The film was based on a script by Gerald Ayers, who was better known at the time for being a producer of such films as The Last Detail and Cisco Pike . He decided to move into screenwriting and had written what would become Rich and Famous before writing Foxes. [3]
Ayers says he started with the question, "What would happen if you dropped Louisa May Alcott into the San Fernando Valley today? She would have a different story to tell." [4]
He pitched the concept to Twentieth Century Fox who agreed to develop a script. Ayers went out and interviewed "around 40 girls" starting in March 1977 and finished a first draft by November 1977. "It isn't so much a duplication of the characters in Alcott as it is suggested by them," said Ayers. "Beth for example instead of being introverted has become quite extroverted." [4]
The original title was Twentieth Century Foxes.
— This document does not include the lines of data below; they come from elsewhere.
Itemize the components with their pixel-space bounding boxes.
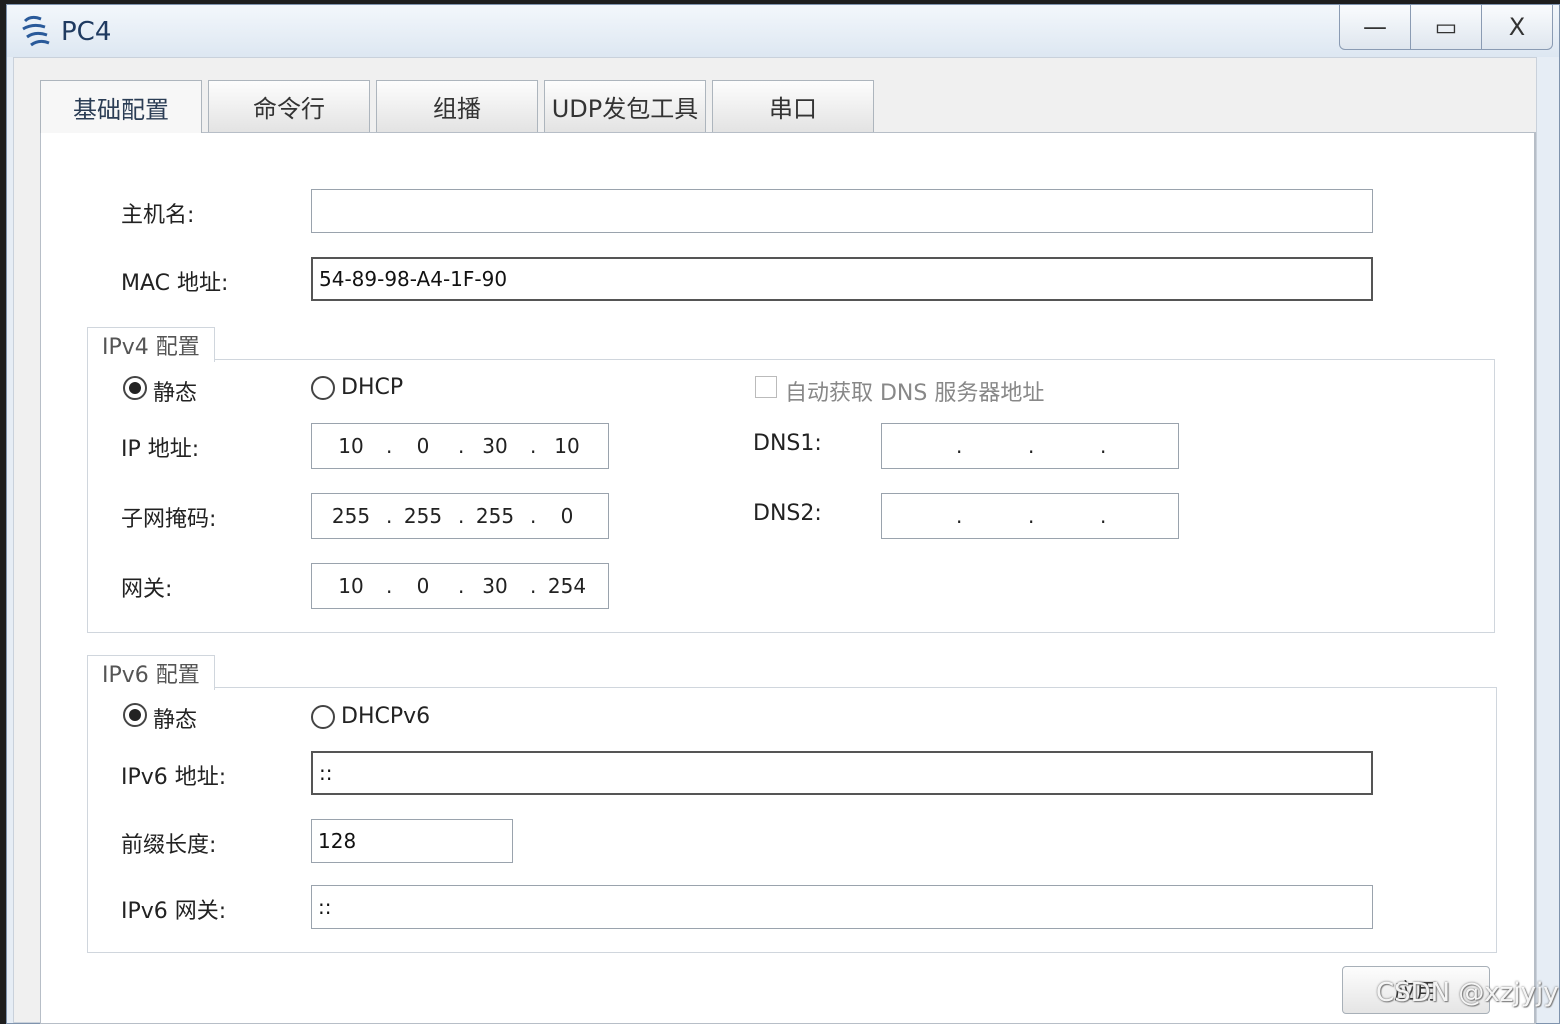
ip-dot: . xyxy=(1028,434,1035,458)
title-bar[interactable]: PC4 — ▭ X xyxy=(7,5,1559,57)
ip-dot: . xyxy=(956,504,963,528)
ip-address-input[interactable]: 10 . 0 . 30 . 10 xyxy=(311,423,609,469)
ip-dot: . xyxy=(1100,504,1107,528)
ip-dot: . xyxy=(386,434,393,458)
ip-dot: . xyxy=(458,434,465,458)
ipv6-gateway-input[interactable] xyxy=(311,885,1373,929)
gateway-label: 网关: xyxy=(121,577,173,602)
gw-octet-3[interactable]: 30 xyxy=(470,564,520,608)
mask-octet-2[interactable]: 255 xyxy=(398,494,448,538)
ip-dot: . xyxy=(1028,504,1035,528)
mask-octet-1[interactable]: 255 xyxy=(326,494,376,538)
mask-octet-3[interactable]: 255 xyxy=(470,494,520,538)
close-icon: X xyxy=(1508,13,1526,41)
mac-address-field[interactable] xyxy=(311,257,1373,301)
window-controls: — ▭ X xyxy=(1339,5,1553,50)
hostname-input[interactable] xyxy=(311,189,1373,233)
basic-config-panel: 主机名: MAC 地址: IPv4 配置 静态 DHCP 自动获取 DNS 服务… xyxy=(40,132,1536,1024)
ip-dot: . xyxy=(530,574,537,598)
ip-dot: . xyxy=(530,434,537,458)
minimize-button[interactable]: — xyxy=(1340,5,1410,49)
ip-octet-1[interactable]: 10 xyxy=(326,424,376,468)
gw-octet-4[interactable]: 254 xyxy=(542,564,592,608)
auto-dns-checkbox[interactable] xyxy=(755,376,777,398)
ipv6-dhcpv6-radio[interactable] xyxy=(311,705,335,729)
tab-command-line[interactable]: 命令行 xyxy=(208,80,370,132)
ip-address-label: IP 地址: xyxy=(121,437,200,462)
ip-dot: . xyxy=(1100,434,1107,458)
dialog-body: 基础配置 命令行 组播 UDP发包工具 串口 主机名: MAC 地址: IPv4… xyxy=(13,57,1537,1024)
prefix-length-label: 前缀长度: xyxy=(121,833,217,858)
tab-udp-tool[interactable]: UDP发包工具 xyxy=(544,80,706,132)
gw-octet-2[interactable]: 0 xyxy=(398,564,448,608)
ipv6-static-radio[interactable] xyxy=(123,703,147,727)
pc-app-icon xyxy=(22,15,50,47)
csdn-watermark: CSDN @xzjyjy xyxy=(1376,978,1559,1008)
ipv6-group-title: IPv6 配置 xyxy=(87,655,215,690)
ip-dot: . xyxy=(956,434,963,458)
gateway-input[interactable]: 10 . 0 . 30 . 254 xyxy=(311,563,609,609)
ip-dot: . xyxy=(530,504,537,528)
dns1-input[interactable]: . . . xyxy=(881,423,1179,469)
dns2-label: DNS2: xyxy=(753,501,822,526)
prefix-length-input[interactable] xyxy=(311,819,513,863)
ipv6-static-label: 静态 xyxy=(153,708,198,733)
mask-octet-4[interactable]: 0 xyxy=(542,494,592,538)
dns1-label: DNS1: xyxy=(753,431,822,456)
gw-octet-1[interactable]: 10 xyxy=(326,564,376,608)
close-button[interactable]: X xyxy=(1481,5,1552,49)
tab-basic-config[interactable]: 基础配置 xyxy=(40,80,202,133)
dns2-input[interactable]: . . . xyxy=(881,493,1179,539)
ipv6-address-label: IPv6 地址: xyxy=(121,765,227,790)
ipv6-gateway-label: IPv6 网关: xyxy=(121,899,227,924)
maximize-icon: ▭ xyxy=(1434,13,1458,41)
auto-dns-label: 自动获取 DNS 服务器地址 xyxy=(785,381,1045,406)
ip-octet-3[interactable]: 30 xyxy=(470,424,520,468)
ip-dot: . xyxy=(458,574,465,598)
ipv4-group-title: IPv4 配置 xyxy=(87,327,215,362)
ip-octet-2[interactable]: 0 xyxy=(398,424,448,468)
pc4-window: PC4 — ▭ X 基础配置 命令行 组播 UDP发包工具 串口 主机名: MA… xyxy=(6,4,1560,1024)
ipv4-dhcp-label: DHCP xyxy=(341,375,404,400)
window-title: PC4 xyxy=(61,17,112,47)
ip-dot: . xyxy=(386,504,393,528)
tab-multicast[interactable]: 组播 xyxy=(376,80,538,132)
tab-serial[interactable]: 串口 xyxy=(712,80,874,132)
ipv6-dhcpv6-label: DHCPv6 xyxy=(341,704,431,729)
maximize-button[interactable]: ▭ xyxy=(1410,5,1481,49)
subnet-mask-label: 子网掩码: xyxy=(121,507,217,532)
subnet-mask-input[interactable]: 255 . 255 . 255 . 0 xyxy=(311,493,609,539)
hostname-label: 主机名: xyxy=(121,203,195,228)
ip-dot: . xyxy=(458,504,465,528)
ipv4-static-radio[interactable] xyxy=(123,376,147,400)
ipv4-dhcp-radio[interactable] xyxy=(311,376,335,400)
mac-label: MAC 地址: xyxy=(121,271,229,296)
ip-octet-4[interactable]: 10 xyxy=(542,424,592,468)
ipv4-static-label: 静态 xyxy=(153,381,198,406)
ipv6-address-input[interactable] xyxy=(311,751,1373,795)
minimize-icon: — xyxy=(1363,13,1387,41)
ip-dot: . xyxy=(386,574,393,598)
Fox passed on the script and the project wound up with producer David Puttnam, who had a deal with Casablanca Pictures, for whom he had made Midnight Express . Puttnam said "When I first came out here [Los Angeles] I was fascinated by Beverly Hills teenagers, particularly with the problem of suicide. Gerry's script doesn't deal with that but it does touch on a lot of contemporary issues." [4]
Casablanca agreed to finance under its deal with United Artists. Filming began on October 16, 1978, and wrapped in January 1979. [4]
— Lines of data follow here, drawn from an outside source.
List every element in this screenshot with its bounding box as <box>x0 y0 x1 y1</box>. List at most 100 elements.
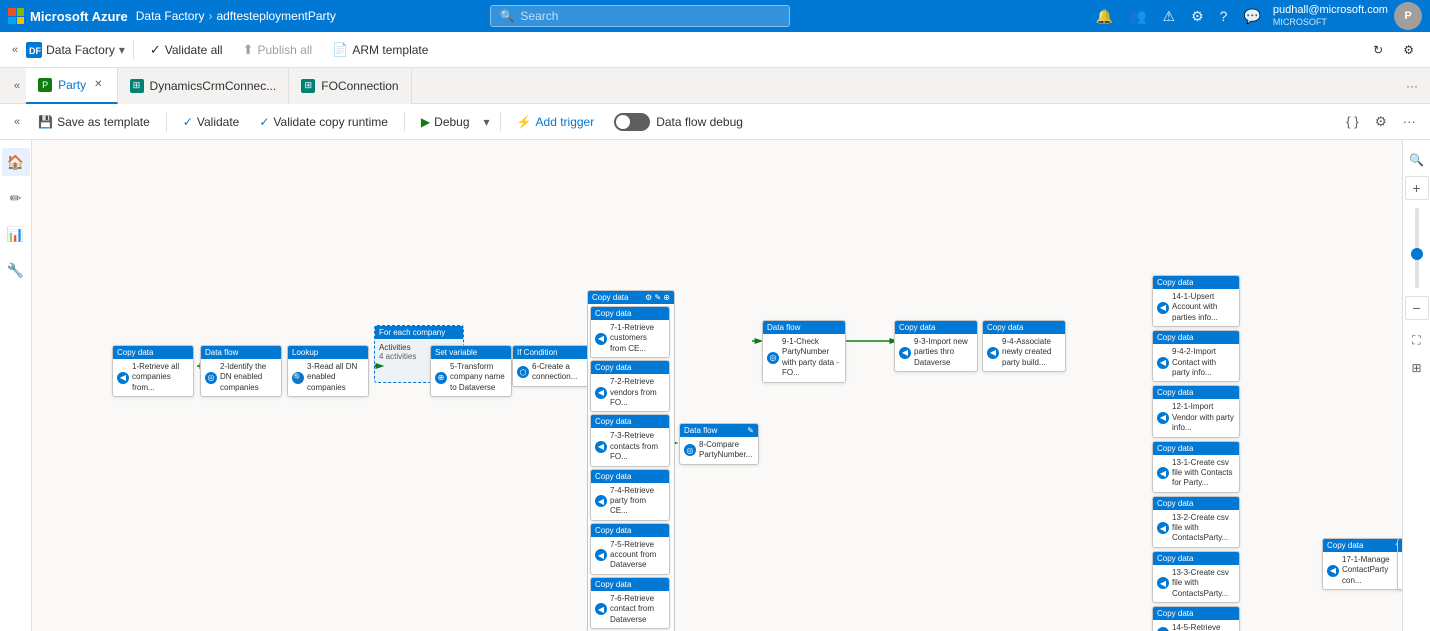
user-company: MICROSOFT <box>1273 17 1388 29</box>
tab-fo[interactable]: ⊞ FOConnection <box>289 68 411 104</box>
edit-icon: ✎ <box>747 426 754 435</box>
node-retrieve-companies[interactable]: Copy data ◀ 1-Retrieve all companies fro… <box>112 345 194 397</box>
search-box[interactable]: 🔍 <box>490 5 790 27</box>
node-icon: ◀ <box>595 603 607 615</box>
node-header: Copy data <box>1153 552 1239 565</box>
tab-collapse-btn[interactable]: « <box>8 78 26 94</box>
action-collapse-btn[interactable]: « <box>8 114 26 130</box>
validate-copy-icon: ✓ <box>259 115 269 129</box>
grid-view-btn[interactable]: ⊞ <box>1405 356 1429 380</box>
header-text: Data flow <box>684 426 717 435</box>
node-create-csv-1[interactable]: Copy data ◀ 13-1-Create csv file with Co… <box>1152 441 1240 493</box>
datafactory-icon: DF <box>26 42 42 58</box>
sidebar-manage-icon[interactable]: 🔧 <box>2 256 30 284</box>
zoom-panel: 🔍 + − ⛶ ⊞ <box>1402 140 1430 631</box>
notifications-icon[interactable]: 🔔 <box>1092 6 1117 27</box>
validate-btn[interactable]: ✓ Validate <box>175 111 248 133</box>
node-body: ◀ 9-3-Import new parties thro Dataverse <box>895 334 977 371</box>
zoom-in-btn[interactable]: + <box>1405 176 1429 200</box>
alerts-icon[interactable]: ⚠ <box>1159 6 1180 27</box>
node-read-dn[interactable]: Lookup 🔍 3-Read all DN enabled companies <box>287 345 369 397</box>
debug-dropdown-btn[interactable]: ▾ <box>482 111 492 133</box>
more-options-btn[interactable]: ··· <box>1397 110 1422 134</box>
node-text: 7-3-Retrieve contacts from FO... <box>610 431 665 462</box>
dataflow-debug-toggle[interactable] <box>614 113 650 131</box>
zoom-out-btn[interactable]: − <box>1405 296 1429 320</box>
node-transform-name[interactable]: Set variable ⊕ 5-Transform company name … <box>430 345 512 397</box>
people-icon[interactable]: 👥 <box>1125 6 1150 27</box>
arm-icon: 📄 <box>332 42 348 58</box>
node-import-parties[interactable]: Copy data ◀ 9-3-Import new parties thro … <box>894 320 978 372</box>
validate-label: Validate <box>197 115 239 129</box>
sidebar-collapse-btn[interactable]: « <box>8 42 22 58</box>
tab-party[interactable]: P Party ✕ <box>26 68 117 104</box>
sidebar-edit-icon[interactable]: ✏ <box>2 184 30 212</box>
node-header: Copy data ✎ <box>1323 539 1402 552</box>
sidebar-home-icon[interactable]: 🏠 <box>2 148 30 176</box>
help-icon[interactable]: ? <box>1216 6 1232 26</box>
node-icon: ◀ <box>1157 627 1169 631</box>
fit-screen-btn[interactable]: ⛶ <box>1405 328 1429 352</box>
node-upsert-account[interactable]: Copy data ◀ 14-1-Upsert Account with par… <box>1152 275 1240 327</box>
validate-copy-btn[interactable]: ✓ Validate copy runtime <box>251 111 396 133</box>
node-import-vendor[interactable]: Copy data ◀ 12-1-Import Vendor with part… <box>1152 385 1240 437</box>
party-tab-close[interactable]: ✕ <box>92 79 104 90</box>
node-create-csv-2[interactable]: Copy data ◀ 13-2-Create csv file with Co… <box>1152 496 1240 548</box>
breadcrumb: Data Factory › adftesteploymentParty <box>136 9 336 23</box>
node-create-csv-3[interactable]: Copy data ◀ 13-3-Create csv file with Co… <box>1152 551 1240 603</box>
node-icon: ◀ <box>595 495 607 507</box>
arm-template-btn[interactable]: 📄 ARM template <box>324 38 436 62</box>
svg-text:DF: DF <box>29 46 41 56</box>
container-header: Copy data ⚙ ✎ ⊕ <box>588 291 674 304</box>
node-7-6[interactable]: Copy data ◀ 7-6-Retrieve contact from Da… <box>590 577 670 629</box>
node-body: ◀ 9-4-Associate newly created party buil… <box>983 334 1065 371</box>
node-icon: ◀ <box>595 333 607 345</box>
tab-dynamics[interactable]: ⊞ DynamicsCrmConnec... <box>118 68 290 104</box>
save-template-btn[interactable]: 💾 Save as template <box>30 111 158 133</box>
node-text: 13-1-Create csv file with Contacts for P… <box>1172 458 1235 489</box>
node-text: 9-4-Associate newly created party build.… <box>1002 337 1061 368</box>
node-compare[interactable]: Data flow ✎ ◎ 8-Compare PartyNumber... <box>679 423 759 465</box>
node-7-4[interactable]: Copy data ◀ 7-4-Retrieve party from CE..… <box>590 469 670 521</box>
user-text: pudhall@microsoft.com MICROSOFT <box>1273 3 1388 29</box>
node-if-condition[interactable]: If Condition ⬡ 6-Create a connection... <box>512 345 594 387</box>
party-tab-label: Party <box>58 78 86 92</box>
action-bar-right: { } ⚙ ··· <box>1340 110 1422 134</box>
node-icon: ◀ <box>1327 565 1339 577</box>
search-input[interactable] <box>520 9 720 23</box>
node-7-1[interactable]: Copy data ◀ 7-1-Retrieve customers from … <box>590 306 670 358</box>
node-identify-dn[interactable]: Data flow ◎ 2-Identify the DN enabled co… <box>200 345 282 397</box>
feedback-icon[interactable]: 💬 <box>1239 6 1264 27</box>
node-manage-contact[interactable]: Copy data ✎ ◀ 17-1-Manage ContactParty c… <box>1322 538 1402 590</box>
zoom-slider[interactable] <box>1415 208 1419 288</box>
node-7-2[interactable]: Copy data ◀ 7-2-Retrieve vendors from FO… <box>590 360 670 412</box>
breadcrumb-factory[interactable]: adftesteploymentParty <box>216 9 335 23</box>
debug-btn[interactable]: ▶ Debug <box>413 111 478 133</box>
pipeline-canvas[interactable]: Copy data ◀ 1-Retrieve all companies fro… <box>32 140 1402 631</box>
sidebar-monitor-icon[interactable]: 📊 <box>2 220 30 248</box>
refresh-btn[interactable]: ↻ <box>1365 39 1391 61</box>
node-7-5[interactable]: Copy data ◀ 7-5-Retrieve account from Da… <box>590 523 670 575</box>
node-icon: ◀ <box>1157 412 1169 424</box>
toolbar-settings-btn[interactable]: ⚙ <box>1395 39 1422 61</box>
settings-icon[interactable]: ⚙ <box>1187 6 1208 27</box>
add-trigger-btn[interactable]: ⚡ Add trigger <box>509 111 603 133</box>
search-canvas-btn[interactable]: 🔍 <box>1405 148 1429 172</box>
node-import-contact-party[interactable]: Copy data ◀ 19-Import ContactParty into.… <box>1397 538 1402 590</box>
filter-btn[interactable]: ⚙ <box>1369 110 1393 134</box>
publish-all-btn[interactable]: ⬆ Publish all <box>235 38 321 62</box>
breadcrumb-df[interactable]: Data Factory <box>136 9 205 23</box>
node-icon: ◀ <box>1157 522 1169 534</box>
node-7-3[interactable]: Copy data ◀ 7-3-Retrieve contacts from F… <box>590 414 670 466</box>
node-check-party[interactable]: Data flow ◎ 9-1-Check PartyNumber with p… <box>762 320 846 383</box>
df-dropdown-icon[interactable]: ▾ <box>119 43 125 57</box>
validate-icon: ✓ <box>150 42 161 58</box>
user-avatar[interactable]: P <box>1394 2 1422 30</box>
node-retrieve-salutation[interactable]: Copy data ◀ 14-5-Retrieve salutation fro… <box>1152 606 1240 631</box>
node-associate-party[interactable]: Copy data ◀ 9-4-Associate newly created … <box>982 320 1066 372</box>
tab-more-btn[interactable]: ··· <box>1402 75 1422 97</box>
code-view-btn[interactable]: { } <box>1340 110 1365 134</box>
user-info[interactable]: pudhall@microsoft.com MICROSOFT P <box>1273 2 1422 30</box>
validate-all-btn[interactable]: ✓ Validate all <box>142 38 231 62</box>
node-import-contact[interactable]: Copy data ◀ 9-4-2-Import Contact with pa… <box>1152 330 1240 382</box>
The film was the feature directorial debut from Adrian Lyne. Producer David Puttnam had enjoyed success hiring debutant directors with a background in TV commercials (Ridley Scott, Alan Parker, Hugh Hudson) and that is where Lyne came from. [5]
Foxes grossed $7.5 million domestically. [6] On the review aggregator website Rotten Tomatoes, the film holds an approval rating of 70% based on 10 reviews, with an average rating of 5.9/10. [7]
Film critic Roger Ebert gave the film a positive review, writing:
The movie follows its four foxes through several days and several adventures. It's a loosely structured film, deliberately episodic to suggest the shapeless form of these teenagers' typical days and nights. Things happen on impulse. Stuff comes up. Kids stay out all night, run away, get drunk, or get involved in what's supposed to be a civilized dinner party until it's crashed by a mob of greasers.
The subject of the movie is the way these events are seen so very differently by the kids and their parents. And at the heart of the movie is one particular, wonderful, and complicated parent-child relationship, between Jodie Foster and Sally Kellerman. They only have a few extended scenes together, but the material is written and acted with such sensitivity that we really understand the relationship. [8]
Foxes was released in a Region 1 DVD by Metro-Goldwyn-Mayer on August 5, 2003. A Blu-ray edition of the film was released by Kino Lorber on January 15, 2015.